We understand that when Washington, D.C., shovels money out the door quickly, there are bound to be errors. But the amount of money being spent here is unprecedented. And when the original Paycheck Protection Program required that applicants certify they needed the money because of “economic uncertainty,” it seemed clearly ripe for abuse. No wonder the program ran out of money fast.

A new installment of $310 billion has been added to the program, and that’s a good thing. Interest is clearly robust. The Quad-Cities Chamber of Commerce said last week that 68 percent of local businesses responding to one of its surveys said they’d applied for federal help, with the Paycheck Protection Program being the most popular.

It also looks like the federal government has learned some lessons in disbursing its second round of PPP funding. The Treasury Department issued more explicit guidance saying that, in order to get money, applicants had to “certify in good faith that their PPP loan request is necessary.”
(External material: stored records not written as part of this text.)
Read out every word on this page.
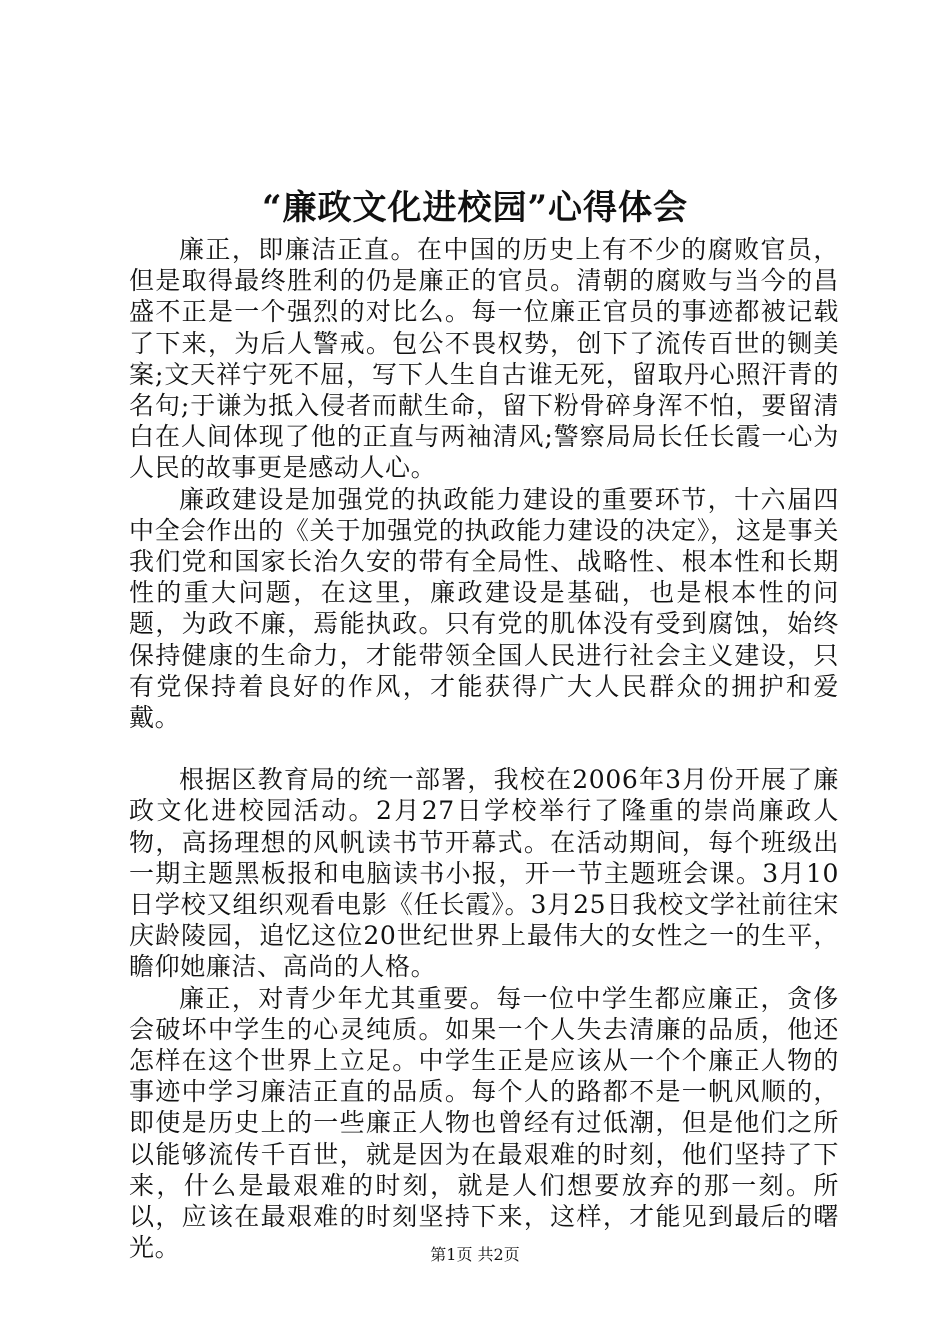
“廉政文化进校园”心得体会

廉正，即廉洁正直。在中国的历史上有不少的腐败官员，但是取得最终胜利的仍是廉正的官员。清朝的腐败与当今的昌盛不正是一个强烈的对比么。每一位廉正官员的事迹都被记载了下来，为后人警戒。包公不畏权势，创下了流传百世的铡美案;文天祥宁死不屈，写下人生自古谁无死，留取丹心照汗青的名句;于谦为抵入侵者而献生命，留下粉骨碎身浑不怕，要留清白在人间体现了他的正直与两袖清风;警察局局长任长霞一心为人民的故事更是感动人心。

廉政建设是加强党的执政能力建设的重要环节，十六届四中全会作出的《关于加强党的执政能力建设的决定》，这是事关我们党和国家长治久安的带有全局性、战略性、根本性和长期性的重大问题，在这里，廉政建设是基础，也是根本性的问题，为政不廉，焉能执政。只有党的肌体没有受到腐蚀，始终保持健康的生命力，才能带领全国人民进行社会主义建设，只有党保持着良好的作风，才能获得广大人民群众的拥护和爱戴。

根据区教育局的统一部署，我校在2006年3月份开展了廉政文化进校园活动。2月27日学校举行了隆重的崇尚廉政人物，高扬理想的风帆读书节开幕式。在活动期间，每个班级出一期主题黑板报和电脑读书小报，开一节主题班会课。3月10日学校又组织观看电影《任长霞》。3月25日我校文学社前往宋庆龄陵园，追忆这位20世纪世界上最伟大的女性之一的生平，瞻仰她廉洁、高尚的人格。

廉正，对青少年尤其重要。每一位中学生都应廉正，贪侈会破坏中学生的心灵纯质。如果一个人失去清廉的品质，他还怎样在这个世界上立足。中学生正是应该从一个个廉正人物的事迹中学习廉洁正直的品质。每个人的路都不是一帆风顺的，即使是历史上的一些廉正人物也曾经有过低潮，但是他们之所以能够流传千百世，就是因为在最艰难的时刻，他们坚持了下来，什么是最艰难的时刻，就是人们想要放弃的那一刻。所以，应该在最艰难的时刻坚持下来，这样，才能见到最后的曙光。	第1页 共2页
The department also is requiring that companies consider whether they have access to funds from other sources when submitting an application.

These are the kinds of safeguards that should have been put in place in the beginning, and it points to the need for aggressive congressional oversight of this and other coronavirus-related programs.

The federal government is spending huge amounts of money, and while we support these expenditures in this time of crisis, auditors and watchdogs within the government must make sure the money goes to the people and businesses that truly need it. They should also be as aggressive as possible in retrieving the money from those who don’t.